Aux termes de l’alinéa 2 de l’article 8 précité de la Convention européenne des droits de l’homme, il peut y avoir ingérence d’une autorité publique dans l’exercice de ce droit pour autant que cette ingérence est prescrite par la loi et qu’elle constitue une mesure qui, dans une société démocratique, est nécessaire à la sécurité nationale, à la sûreté publique, au bien-être économique du pays, à la défense de l’ordre et à la prévention des infractions pénales, à la protection de la santé ou de la morale ou la protection des droits et libertés d’autrui.

S’il est certes vrai que l’absence de moyens personnels suffisants pour supporter les frais de voyage et de séjour et le défaut de visa sont prévus comme motifs d’une décision de refoulement par l’article 12 de la loi précitée du 28 mars 1972 et que le défaut d’existence de moyens personnels suffisants dans le chef d’un étranger candidat au séjour peut en principe être retenu à la base d’une mesure nécessaire au bien-être économique du pays au sens de la disposition internationale prévisée, tout comme un défaut de visa peut être un motif à la base d’une mesure nécessaire à la sûreté publique, en ordonnant le refoulement d’un étranger ne bénéficiant pas de tels moyens ou du visa, l’autorité nationale est cependant tenue de ménager un juste équilibre entre les considérations d’ordre public qui sous-tendent la réglementation de l’immigration et celles non moins importantes relatives à la protection de la vie familiale.

En l’espèce, force est de constater qu’à défaut de mémoire déposé pour compte de l’Etat et partant d’éléments de nature à étayer la nécessité à la base de cette ingérence de la part de l’autorité publique, celle-ci laisse d’être établie à suffisance, de sorte que la décision déférée ne répond pas au critère de proportionnalité à appliquer en la matière. En effet, le tribunal constate que Madame … occupe un poste de travail à temps plein qui est susceptible de procurer des moyens de subsistance suffisants pour elle-même et Monsieur … et le tribunal ne s’est vu soumettre aucun élément de nature à soustendre une nécessité particulière de procéder à un éloignement de Monsieur ….

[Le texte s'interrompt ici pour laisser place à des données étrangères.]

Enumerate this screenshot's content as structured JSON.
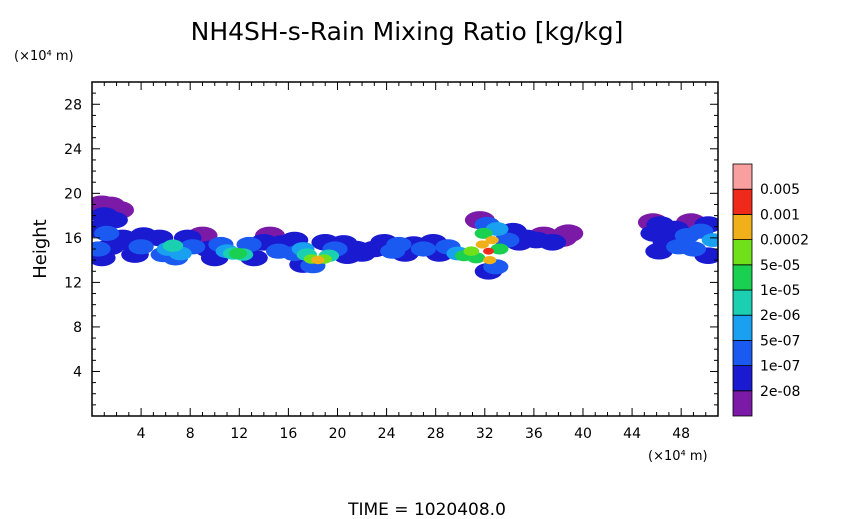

Il se dégage de l’ensemble des considérations qui précèdent que l’ingérence dans la vie familiale et privée des demandeurs opérée à travers la décisions déférée n’est pas justifiée à suffisance de droit au regard de l’ensemble des intérêts en cause, de sorte qu’il y a violation de l’article 8 de la Convention européenne des droits de l’homme.

Le recours est dès lors fondé et la décision ministérielle implicite de refoulement déférée encourt l’annulation pour erreur manifeste d’appréciation des faits, sans qu’il y ait lieu d’analyser les autres moyens invoqués en cause.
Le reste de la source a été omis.